- The Washington Times - Wednesday, July 12, 2006

On June 30, we scolded The Washington Post for a blatantly partisan story about a fundraiser for Lt. Gov. Michael Steele of Maryland, the Republican candidate for the U.S. Senate, alleged to have been organized by Floyd Brown, the persistent fly in the ointment the liberals keep trying to apply to the unsuspecting body politic. As it turns out, we were misinformed.

In his June 26 article in The Post, reporter Matthew Mosk wrote, “Unlike the dozens of high-dollar events across the country in [Mr. Steele’s] U.S. Senate bid, this event was thrown by the producer [Mr. Brown] of the famous ‘Willie Horton’ ad, the 1988 commercial that came to symbolize the cynical use of skin color as a political wedge.” Mr. Mosk wrote that Mr. Brown’s support of a black candidate like Mr. Steele, as well as the support of other well-known “racists” like radio-host William Bennett and former First Lady Barbara Bush, had angered Maryland’s black community. It was this accusation that aroused our ire — Mr. Mosk’s inflammatory characterization of the Willie Horton commercial, and particularly the smarmy and absurd implication that Floyd Brown, Bill Bennett and Barbara Bush are racists.

There was a lot wrong with the Post story, beginning with the fact that Mr. Brown did not throw the June 22 fundraiser for Mr. Steele. In fact, he wasn’t even there. The fundraiser was held at the home of David Bossie, the president of Citizens United, in Ashton, Md. Mr. Brown is chairman of the board at Citizens United, but had nothing to do with the fundraiser.

Another person who was not there was the Post’s Mr. Mosk, which could account for getting things wrong, particularly his recollection of the attendees. Mr. Bossie tells us that Mr. Mosk did not even call him to confirm elementary facts of the event — such as whether Floyd Brown had a role in the fundraiser. If he had, Mr.

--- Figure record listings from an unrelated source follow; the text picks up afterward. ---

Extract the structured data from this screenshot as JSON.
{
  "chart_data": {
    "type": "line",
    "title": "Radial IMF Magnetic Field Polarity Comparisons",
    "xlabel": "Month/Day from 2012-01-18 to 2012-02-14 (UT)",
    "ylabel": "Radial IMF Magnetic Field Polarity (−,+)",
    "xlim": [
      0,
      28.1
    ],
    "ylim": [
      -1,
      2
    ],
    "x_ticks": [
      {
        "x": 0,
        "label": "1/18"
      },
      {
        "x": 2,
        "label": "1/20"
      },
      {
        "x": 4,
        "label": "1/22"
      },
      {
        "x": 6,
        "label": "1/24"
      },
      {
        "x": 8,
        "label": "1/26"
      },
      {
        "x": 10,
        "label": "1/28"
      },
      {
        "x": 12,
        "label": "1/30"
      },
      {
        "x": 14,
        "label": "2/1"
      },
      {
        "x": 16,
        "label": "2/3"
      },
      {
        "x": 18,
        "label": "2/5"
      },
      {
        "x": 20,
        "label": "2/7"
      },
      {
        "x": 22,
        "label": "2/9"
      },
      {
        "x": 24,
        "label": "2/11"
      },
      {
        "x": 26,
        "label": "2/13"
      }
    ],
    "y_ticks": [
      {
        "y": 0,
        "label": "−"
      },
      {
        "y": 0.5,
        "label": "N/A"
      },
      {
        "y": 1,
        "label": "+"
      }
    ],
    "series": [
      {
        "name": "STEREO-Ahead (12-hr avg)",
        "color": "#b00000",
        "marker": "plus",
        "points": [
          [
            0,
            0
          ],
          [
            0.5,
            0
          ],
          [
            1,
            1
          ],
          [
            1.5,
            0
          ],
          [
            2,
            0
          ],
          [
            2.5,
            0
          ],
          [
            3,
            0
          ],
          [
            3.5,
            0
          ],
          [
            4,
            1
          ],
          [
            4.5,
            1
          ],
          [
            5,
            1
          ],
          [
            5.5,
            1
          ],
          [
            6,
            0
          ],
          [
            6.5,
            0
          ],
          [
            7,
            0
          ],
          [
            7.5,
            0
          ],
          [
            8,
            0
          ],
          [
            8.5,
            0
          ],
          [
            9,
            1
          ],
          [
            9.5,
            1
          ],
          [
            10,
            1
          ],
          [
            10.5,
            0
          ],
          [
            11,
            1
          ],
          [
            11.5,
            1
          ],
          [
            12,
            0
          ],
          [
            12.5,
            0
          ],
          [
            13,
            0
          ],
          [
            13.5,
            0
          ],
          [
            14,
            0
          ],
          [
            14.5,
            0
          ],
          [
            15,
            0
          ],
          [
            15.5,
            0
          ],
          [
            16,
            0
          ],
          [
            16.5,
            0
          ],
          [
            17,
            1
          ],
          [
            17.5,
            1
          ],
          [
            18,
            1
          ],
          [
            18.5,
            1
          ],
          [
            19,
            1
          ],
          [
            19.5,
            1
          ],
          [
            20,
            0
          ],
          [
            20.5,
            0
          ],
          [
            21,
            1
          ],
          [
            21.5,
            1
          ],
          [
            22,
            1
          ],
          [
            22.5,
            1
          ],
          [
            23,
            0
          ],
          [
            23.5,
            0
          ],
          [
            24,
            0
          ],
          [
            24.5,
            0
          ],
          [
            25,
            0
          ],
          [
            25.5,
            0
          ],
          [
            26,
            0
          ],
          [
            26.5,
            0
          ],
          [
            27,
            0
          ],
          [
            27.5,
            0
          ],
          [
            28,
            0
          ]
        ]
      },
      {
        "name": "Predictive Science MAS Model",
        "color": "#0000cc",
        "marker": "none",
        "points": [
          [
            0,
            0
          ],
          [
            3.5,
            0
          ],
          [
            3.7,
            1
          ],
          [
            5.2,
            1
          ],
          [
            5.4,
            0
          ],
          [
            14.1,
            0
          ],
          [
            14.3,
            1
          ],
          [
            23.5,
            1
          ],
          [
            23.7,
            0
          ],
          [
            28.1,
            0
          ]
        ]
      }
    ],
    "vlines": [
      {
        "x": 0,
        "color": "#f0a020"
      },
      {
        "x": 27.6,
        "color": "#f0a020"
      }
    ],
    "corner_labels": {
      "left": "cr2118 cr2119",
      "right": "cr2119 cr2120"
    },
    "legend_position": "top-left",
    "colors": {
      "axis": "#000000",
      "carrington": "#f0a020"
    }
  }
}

Bossie says, “he would have found out that Floyd had nothing to do with this fundraiser. Floyd is on the board of directors, but like the day-to-day operations at Citizens United … Floyd and the rest of the board had no direct involvement in this event, including the fact of hosting the event in the first place.”

The Maryland Democratic Party naturally used Mr. Mosk’s article as an occasion to demand Mr. Steele return the money or be seen accepting the support of “racist Republicans.” We don’t know who’s using whom, but it seems clear enough that Mr. Mosk was spoonfed by somebody with a partisan chopping ax. His article was published four days after the event.

We regret relying on The Post’s reporting. We hope The Post does, too, but we’re not holding our breath.